BothThe Heartbreak of Grief

When someone is upset; hurting; grieving, what happens in you? Can you bear to watch? And if the person is there with you, can you sit with them and be in that space with them?

Too often grief is not borne and will sit in the body, the family, in the community/society without being expressed.

It will then turn up like an echo again and again, in different parts of our life. In the hurt a dear friend is suffering. In the grief of a mother over her murdered son on the other side of the world seen on tv. In the grief of love unspoken over a passed parent.
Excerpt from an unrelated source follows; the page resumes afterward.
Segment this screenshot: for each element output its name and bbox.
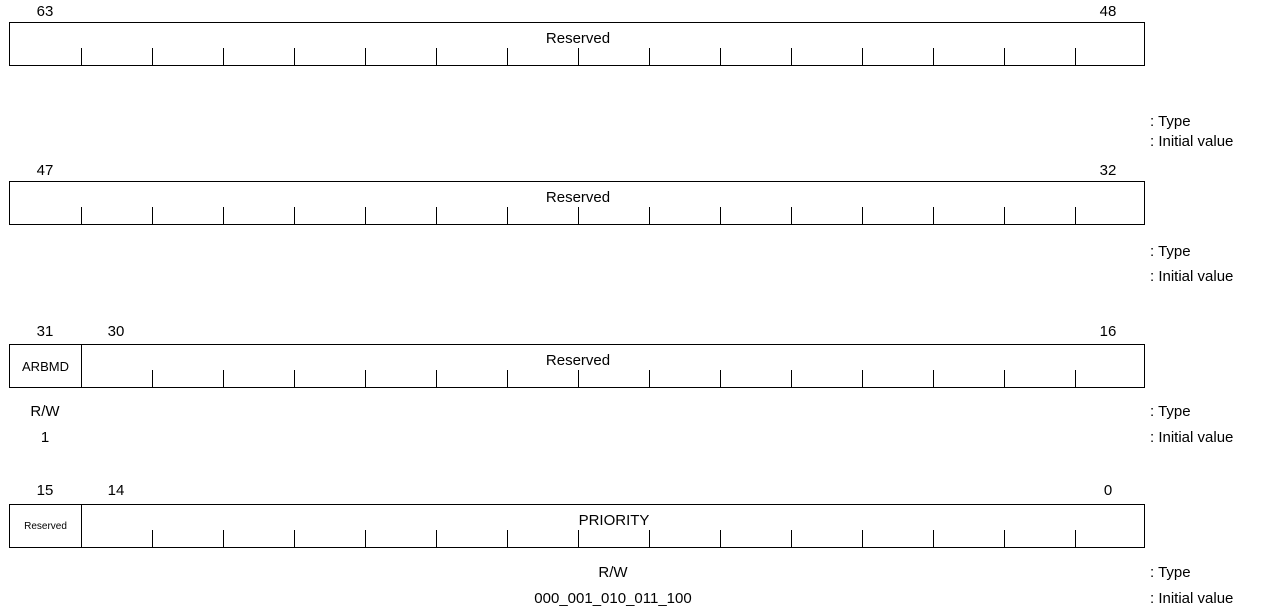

If we have not been with our own grief, these instances will pick the scab off our own grief. And to stop the wound from opening we will try to stop the grief from happening. We might too quickly want to console our friend by crowding them, making suggestions or philosophising. We might disconnect from the grieving mother on tv by turning our head away or IE normalising it for ‘that part of the world’ or ‘for that culture’. Or we hold on to all the reasons why we didn’t speak our love to our parent before they died.

Grief is a fearsome thing. It is a sign of the fierce love and pain we are vulnerable to and capable of as human beings in loving and being connected to others.
It is knowing that that connection can be broken, that we might decide (consciously or unconsciously) to form a habit of protective disconnecting. The knowledge of our grief might feel too big to actually allow ourselves to experience. It feels like it might be bigger than us and disruptive to our smooth routine life. Allowing grief might actually force the acknowledgement of the sometimes irretrievability of our loss.

To grieve is to choose to allow oneself to be heart broken. Also realising that there might not be anything to do, think or say to ‘make it better’. It is something to be borne; wordlessly and thoughtlessly, in the body in its shaking and weeping.

So much… can you love another; so much can you cherish a love-connection, that it nearly breaks you when it goes.